25 Feb 2015
Or: How to make work your friend: a guest post by Edna Hobbs, English & EPQ teacher at Lytchett Minster School.
Life is so precious I don’t want what Larkin calls ‘the toad, work’ to ‘squat on my life’. So, trusting in G.K. Chesterton’s assertion that ‘Fairy tales are more than true; not because they tell us that dragons exist, but because they tell us that dragons can be beaten,” I’m going to try kissing the ‘toad’ [taking the initiative] to see whether work can turn into my ‘prince’. Here’s how to make a small start:
- Regain control by ‘re-framing’ the parameters. ‘Nothing is but thinking makes it so’ - easier when others think the same way… join me!
The working week. Don’t leave it to the unions or politicians, decide what is a reasonable working week for you. 40x 50hrs weeks is equivalent to 50x 40hr [i.e. 9-5!] weeks and to be honest, most people have 3 weeks off rather than 2 a year. So keep things in perspective. Keep quoting that obvious, but never mentioned, comparison when holidays are mentioned, when prodded and pressed for more. Keeping track of your time has other advantages too: you work when you work and stop when you stop – no marking while watching T.V. When there’s a meeting, that’s work, that’s less time for work at home. Being able to show ‘management’ your working hours and justify not doing more is also an advantage.
Professionalism. Time is money to the professional, ask any lawyer. Keep thinking in those terms and you can ask whether a new initiative, extra demand, additional statistic etc is cost effective in terms of your time. Will you get paid for the booster classes? If not, they need to be accounted for in your weekly time. You can ask for a ‘time budget’ to do the extras suddenly flung your way: ‘how long do you expect this to take?’ is a perfectly reasonable question; then send in a note of how long it actually took ‘for bearing in mind next time’ and add it to your hours. Keep up the gentle, polite pressure to be realistic about your time. By the way, you don’t get paid for your lunch hour, so go for a walk, read a book, escape for at least half the time.
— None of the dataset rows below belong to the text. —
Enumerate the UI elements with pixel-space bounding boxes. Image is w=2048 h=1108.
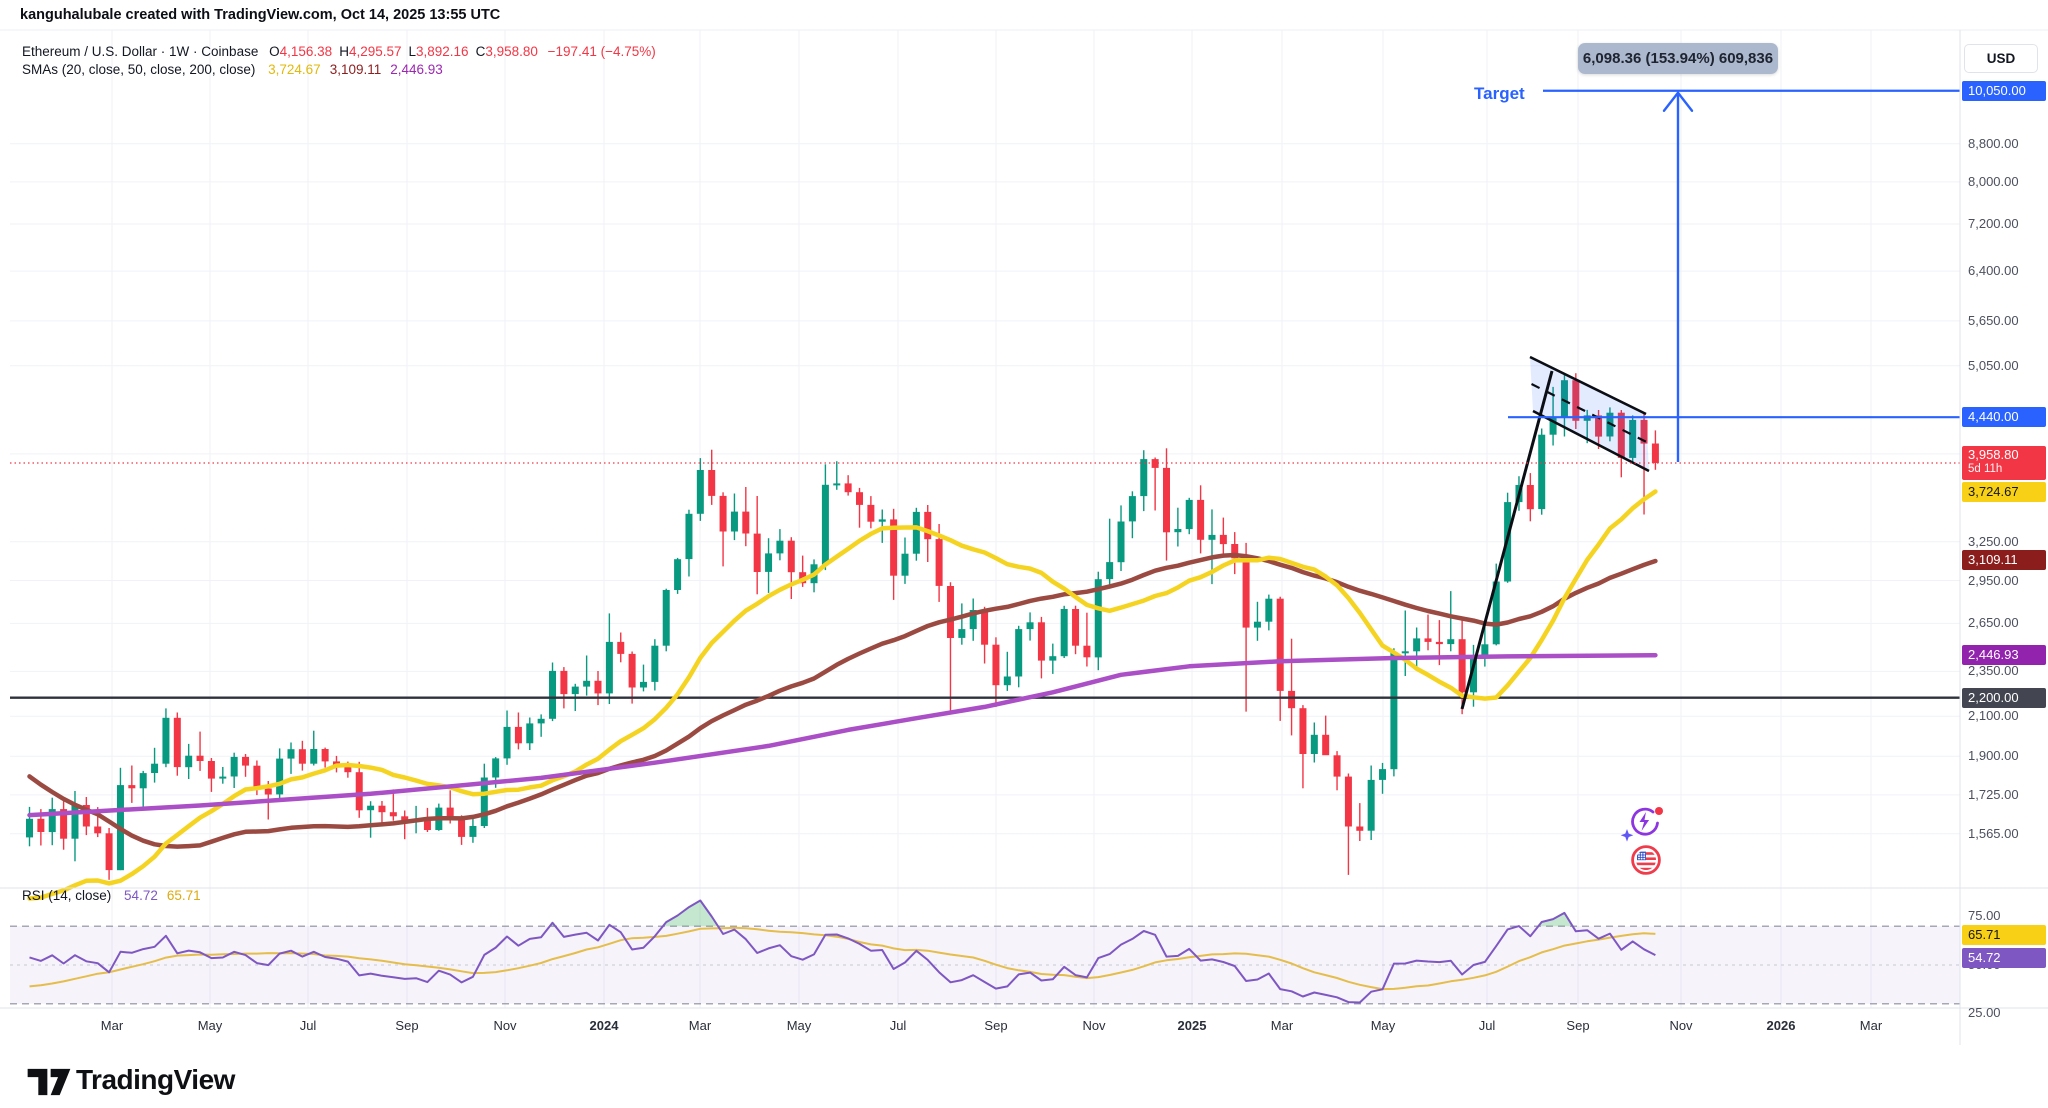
price-tick: 5,650.00	[1968, 312, 2019, 328]
ohlc-item: O4,156.38	[269, 44, 333, 59]
sma-value: 3,724.67	[268, 62, 321, 77]
sma-legend[interactable]: SMAs (20, close, 50, close, 200, close) …	[22, 62, 443, 77]
time-tick-year: 2026	[1766, 1018, 1796, 1033]
sma-label: SMAs (20, close, 50, close, 200, close)	[22, 62, 256, 77]
price-range-tooltip: 6,098.36 (153.94%) 609,836	[1578, 43, 1778, 74]
rsi-label: RSI (14, close)	[22, 888, 112, 903]
ohlc-item: H4,295.57	[339, 44, 402, 59]
sma-value: 2,446.93	[390, 62, 443, 77]
time-tick-year: 2025	[1177, 1018, 1207, 1033]
price-tick: 1,900.00	[1968, 748, 2019, 764]
price-tick: 8,800.00	[1968, 135, 2019, 151]
rsi-legend[interactable]: RSI (14, close) 54.72 65.71	[22, 888, 201, 903]
symbol-legend[interactable]: Ethereum / U.S. Dollar · 1W · Coinbase O…	[22, 44, 656, 59]
price-tick: 6,400.00	[1968, 263, 2019, 279]
time-tick: Jul	[889, 1018, 907, 1033]
price-tick: 2,350.00	[1968, 663, 2019, 679]
time-tick: Jul	[1478, 1018, 1496, 1033]
price-badge: 3,109.11	[1962, 550, 2046, 570]
ohlc-values: O4,156.38 H4,295.57 L3,892.16 C3,958.80	[262, 44, 538, 59]
ohlc-item: C3,958.80	[475, 44, 538, 59]
rsi-value: 65.71	[166, 888, 201, 903]
price-tick: 5,050.00	[1968, 357, 2019, 373]
target-drawing-label[interactable]: Target	[1474, 84, 1525, 103]
price-tick: 1,565.00	[1968, 825, 2019, 841]
rsi-badge: 65.71	[1962, 925, 2046, 945]
time-tick: Mar	[688, 1018, 712, 1033]
price-badge: 3,958.80 5d 11h	[1962, 446, 2046, 480]
time-tick: May	[197, 1018, 223, 1033]
rsi-tick: 75.00	[1968, 908, 2001, 923]
time-tick: Sep	[1566, 1018, 1590, 1033]
time-tick: Mar	[1859, 1018, 1883, 1033]
price-badge: 10,050.00	[1962, 81, 2046, 101]
time-tick: May	[786, 1018, 812, 1033]
us-flag-icon[interactable]	[1630, 844, 1662, 881]
time-tick-year: 2024	[589, 1018, 619, 1033]
symbol-title: Ethereum / U.S. Dollar · 1W · Coinbase	[22, 44, 259, 59]
rsi-value: 54.72	[124, 888, 158, 903]
currency-button[interactable]: USD	[1964, 44, 2038, 73]
time-tick: Nov	[1082, 1018, 1106, 1033]
sma-values: 3,724.67 3,109.11 2,446.93	[259, 62, 443, 77]
spark-icon[interactable]	[1620, 804, 1668, 853]
sma-value: 3,109.11	[329, 62, 382, 77]
time-tick: Sep	[984, 1018, 1008, 1033]
price-tick: 8,000.00	[1968, 173, 2019, 189]
change-value: −197.41 (−4.75%)	[547, 44, 656, 59]
rsi-tick: 25.00	[1968, 1005, 2001, 1020]
time-tick: May	[1370, 1018, 1396, 1033]
rsi-values: 54.72 65.71	[115, 888, 201, 903]
price-tick: 2,650.00	[1968, 615, 2019, 631]
price-badge: 4,440.00	[1962, 407, 2046, 427]
tradingview-logo-icon[interactable]	[26, 1063, 72, 1106]
price-badge: 2,200.00	[1962, 688, 2046, 708]
time-tick: Jul	[299, 1018, 317, 1033]
time-tick: Nov	[493, 1018, 517, 1033]
price-tick: 7,200.00	[1968, 216, 2019, 231]
price-tick: 2,100.00	[1968, 708, 2019, 724]
time-tick: Mar	[1270, 1018, 1294, 1033]
price-badge: 2,446.93	[1962, 645, 2046, 665]
ohlc-item: L3,892.16	[408, 44, 469, 59]
price-badge: 3,724.67	[1962, 482, 2046, 502]
creator-line: kanguhalubale created with TradingView.c…	[20, 7, 501, 23]
time-tick: Mar	[100, 1018, 124, 1033]
price-tick: 1,725.00	[1968, 786, 2019, 802]
time-tick: Nov	[1669, 1018, 1693, 1033]
price-tick: 2,950.00	[1968, 572, 2019, 588]
price-tick: 3,250.00	[1968, 533, 2019, 549]
tradingview-logo-text[interactable]: TradingView	[76, 1064, 235, 1095]
rsi-badge: 54.72	[1962, 948, 2046, 968]
time-tick: Sep	[395, 1018, 419, 1033]
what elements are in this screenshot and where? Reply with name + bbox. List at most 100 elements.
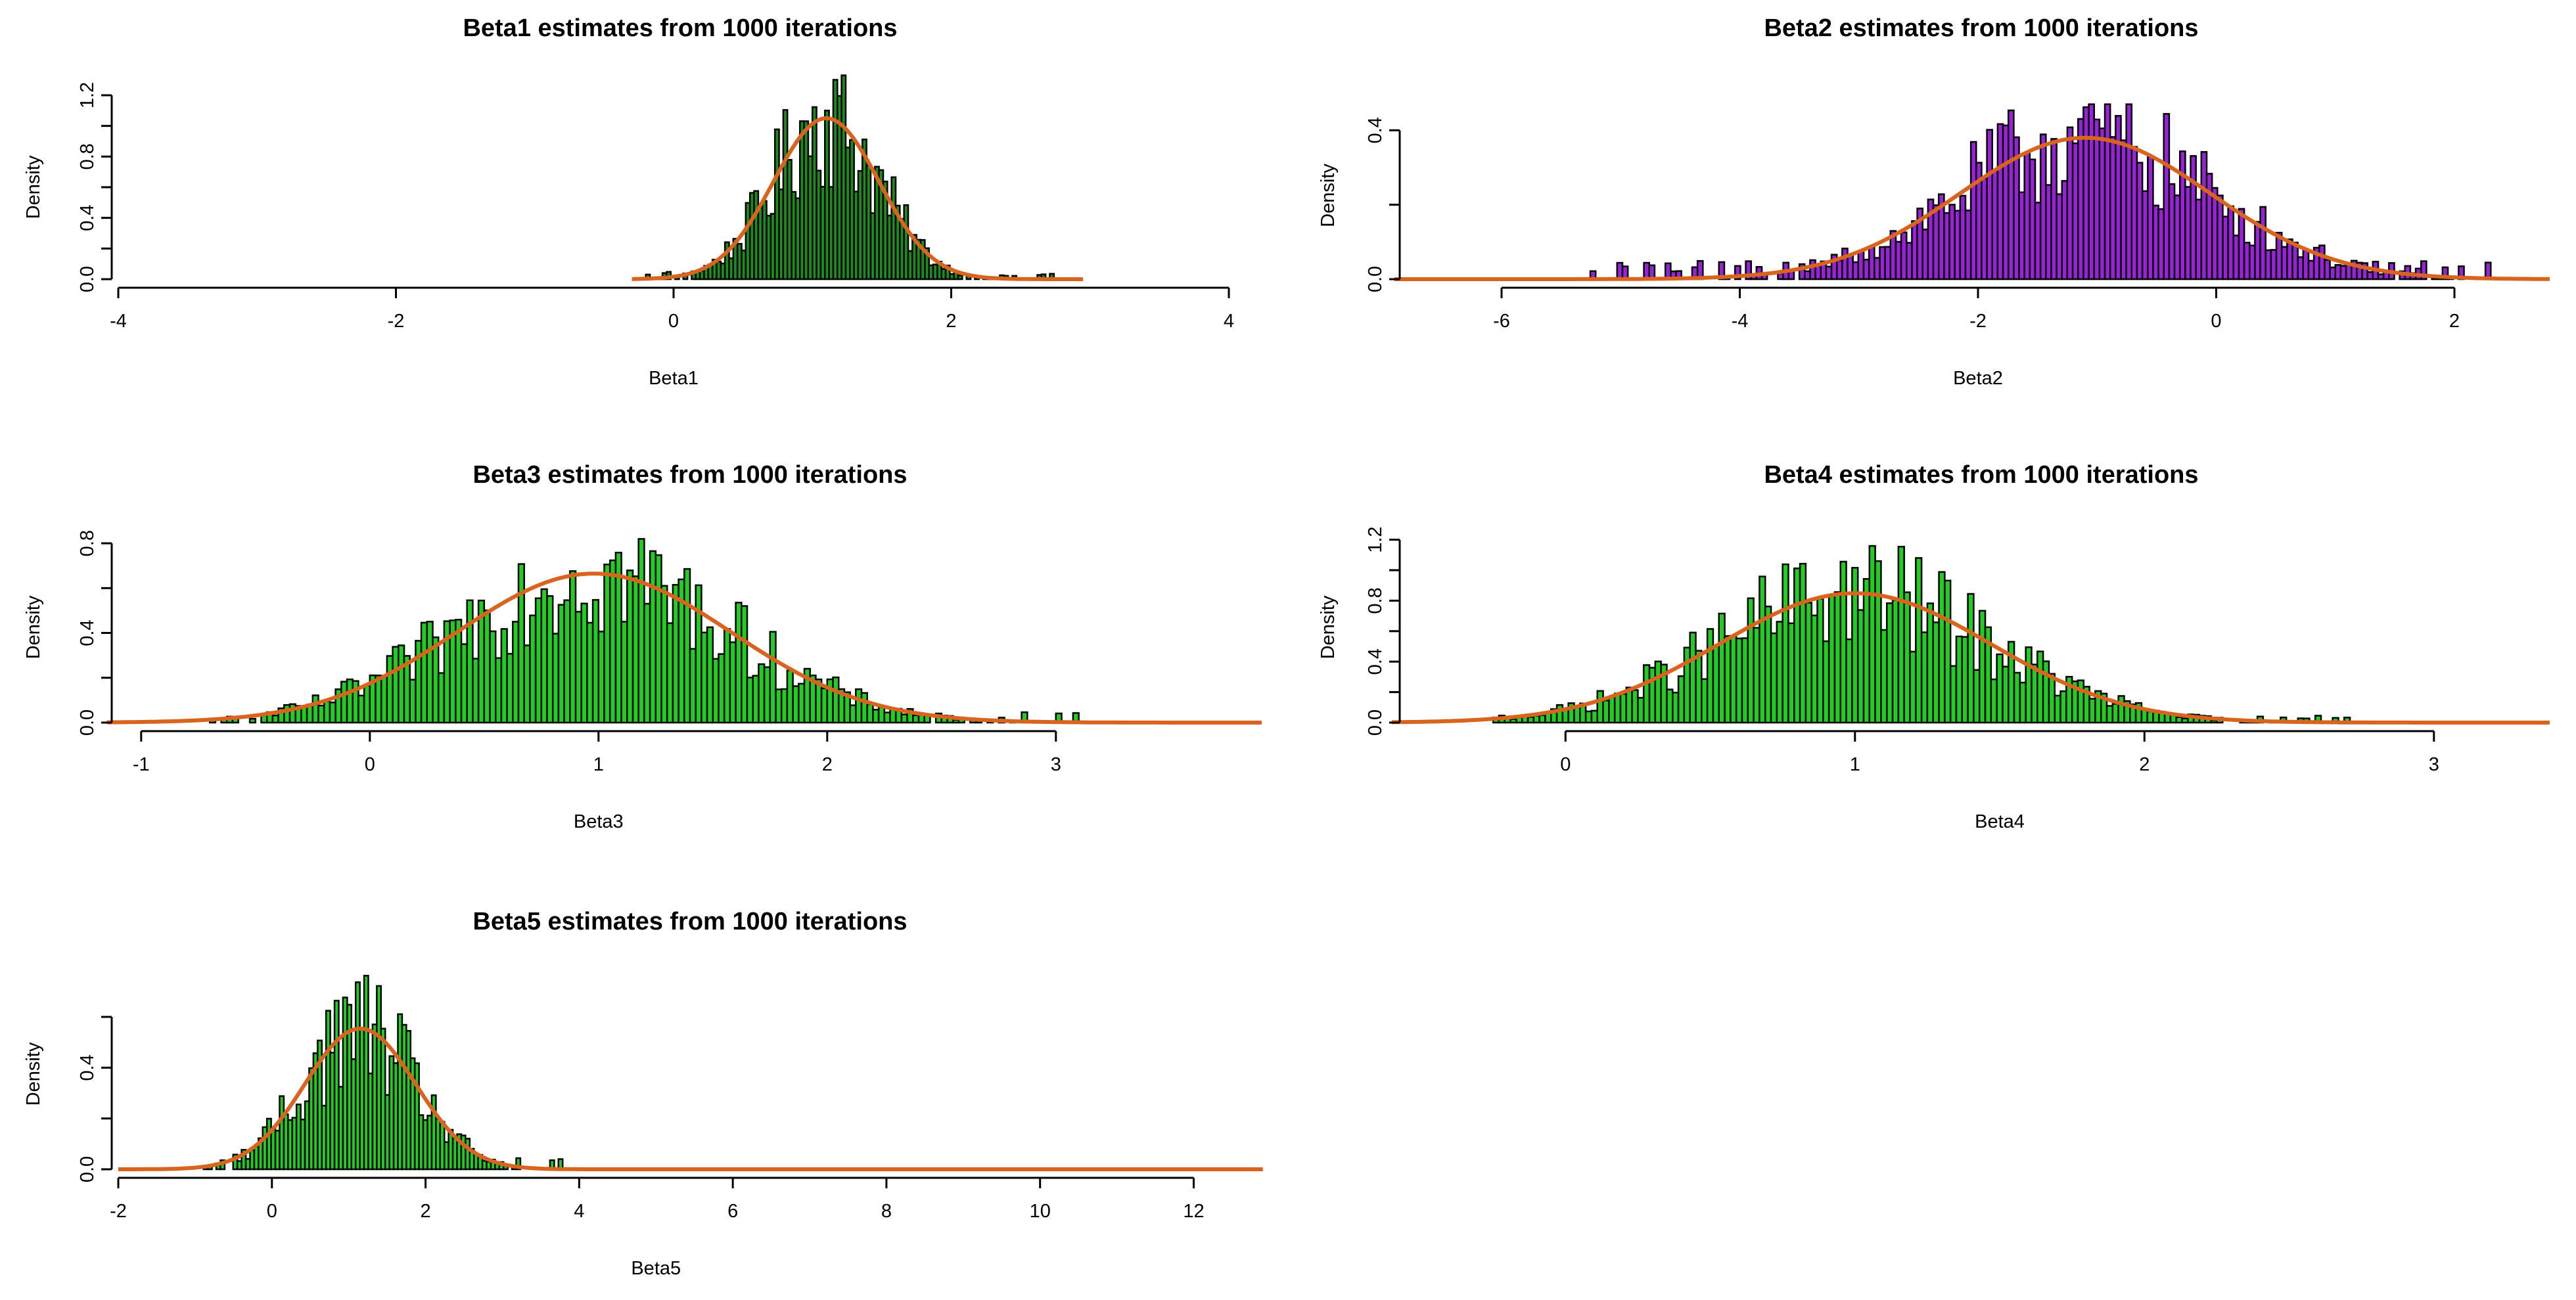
y-axis-label: Density <box>23 155 44 219</box>
histogram-bar <box>546 595 554 724</box>
histogram-bar <box>1984 626 1992 724</box>
histogram-bar <box>1613 692 1622 724</box>
histogram-bar <box>798 683 806 724</box>
histogram-bar <box>944 264 951 280</box>
histogram-bar <box>489 630 497 724</box>
histogram-bar <box>746 677 754 724</box>
histogram-bar <box>472 658 480 724</box>
density-curve <box>106 572 1262 725</box>
histogram-bar <box>340 681 348 724</box>
histogram-bar <box>957 275 963 280</box>
histogram-bar <box>832 676 840 724</box>
histogram-bar <box>1776 621 1783 724</box>
histogram-bar <box>1851 567 1859 724</box>
histogram-bar <box>375 674 382 724</box>
histogram-bar <box>1712 644 1720 724</box>
y-tick-label: 0.4 <box>1365 648 1386 675</box>
histogram-bar <box>1648 667 1657 724</box>
histogram-bar <box>333 1000 340 1171</box>
x-axis-label: Beta4 <box>1975 811 2025 832</box>
histogram-bar <box>460 643 468 724</box>
histogram-bar <box>643 602 651 724</box>
x-tick-label: 2 <box>822 754 833 775</box>
histogram-bar <box>2140 709 2148 724</box>
x-tick-label: -2 <box>110 1201 127 1222</box>
histogram-bar <box>1532 715 1540 724</box>
y-tick-label: 0.8 <box>77 530 98 556</box>
histogram-bar <box>2361 262 2368 280</box>
histogram-bar <box>1839 560 1847 724</box>
y-tick-label: 0.8 <box>77 143 98 169</box>
x-tick-label: 12 <box>1183 1201 1204 1222</box>
x-tick-label: 1 <box>1850 754 1860 775</box>
histogram-bar <box>515 1157 522 1171</box>
chart-title: Beta5 estimates from 1000 iterations <box>472 908 907 935</box>
x-tick-label: -4 <box>1732 311 1749 332</box>
histogram-bar <box>569 570 577 724</box>
histogram-bar <box>912 714 920 724</box>
histogram-bar <box>752 675 760 724</box>
x-tick-label: 8 <box>881 1201 892 1222</box>
histogram-bar <box>741 605 748 724</box>
histogram-bar <box>1920 631 1929 724</box>
histogram-bar <box>2036 650 2044 724</box>
histogram-bar <box>283 704 291 724</box>
histogram-bar <box>660 585 668 724</box>
histogram-bar <box>523 644 531 724</box>
histogram-bar <box>551 633 560 724</box>
histogram-bar <box>718 653 725 724</box>
histogram-bar <box>1724 635 1732 724</box>
histogram-bar <box>1701 678 1709 724</box>
histogram-bar <box>557 604 565 724</box>
density-curve <box>118 1027 1263 1171</box>
histogram-bar <box>655 554 662 724</box>
histogram-bar <box>1978 610 1987 724</box>
histogram-bar <box>1903 591 1911 724</box>
x-tick-label: -2 <box>388 311 405 332</box>
histogram-bar <box>2031 663 2038 724</box>
histogram-bar <box>432 636 440 724</box>
histogram-bar <box>409 679 417 724</box>
y-tick-label: 0.4 <box>1365 117 1386 143</box>
histogram-bar <box>466 599 474 724</box>
histogram-bar <box>609 559 617 724</box>
histogram-bar <box>529 614 537 724</box>
histogram-bar <box>386 655 394 724</box>
histogram-bar <box>820 687 829 724</box>
histogram-bar <box>775 688 783 724</box>
histogram-bar <box>1734 265 1741 280</box>
histogram-bar <box>2025 646 2033 724</box>
y-axis-label: Density <box>1318 164 1339 227</box>
histogram-bar <box>952 719 960 724</box>
histogram-bar <box>1759 575 1766 724</box>
histogram-bar <box>735 602 743 724</box>
histogram-bar <box>586 621 594 724</box>
histogram-bar <box>1672 692 1680 724</box>
histogram-bar <box>1891 599 1900 724</box>
histogram-bar <box>1897 545 1905 724</box>
histogram-bar <box>849 704 857 724</box>
histogram-bar <box>1973 669 1981 724</box>
x-tick-label: 3 <box>1051 754 1061 775</box>
histogram-bar <box>900 713 908 724</box>
histogram-bar <box>512 621 520 724</box>
x-tick-label: 0 <box>267 1201 277 1222</box>
histogram-bar <box>1527 716 1535 724</box>
histogram-bar <box>903 204 909 280</box>
histogram-bar <box>1584 710 1593 724</box>
histogram-bar <box>2105 705 2114 724</box>
x-axis-label: Beta1 <box>649 368 699 389</box>
histogram-bar <box>2013 671 2021 724</box>
histogram-bar <box>1926 602 1934 724</box>
histogram-bars <box>202 975 564 1171</box>
histogram-bar <box>1944 579 1952 724</box>
histogram-bar <box>1909 650 1917 724</box>
histogram-bar <box>1932 621 1940 724</box>
histogram-bar <box>2420 260 2427 280</box>
histogram-bar <box>2181 717 2189 724</box>
histogram-bar <box>2111 703 2119 724</box>
y-tick-label: 0.0 <box>77 709 98 736</box>
histogram-bar <box>1718 612 1726 724</box>
histogram-bar <box>2175 716 2183 724</box>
- Re-direct your ‘urge to splendour’. We all want to be the best teacher, admired, remembered, valued – re-think what for.
Relationships. Pass on to colleagues and students your values and passions by living them out. That way you are re-energised by what you put effort into. At a previous school praise postcards were available to students for teachers, so at my next school I got students to write a ‘thank you’ card to a teacher or TA whom they appreciated, saying why. No one knew I’d organised it; the genuine delight and surprised joy of the colleagues I saw finding their cards still gives me a buzz. Bringing in a few flowers for your desk and sometimes for a colleague; lend a student a book you think they’ll enjoy; teach individuals, human to human – much more rewarding.
Banish fear. You’re an adult: don’t be bullied. ‘Before a skeleton, the repressive aspects of others’ opinions have a habit of shedding their powers of intimidation.’ [Alain de Botton, Status Anxiety] Think long term. Think ‘life’, not ‘statistic’.
Education is not about Ofsted or targets: it is about enabling each new generation to become the best individuals they can be. Be your best self and this ‘toad’ may just turn into a prince.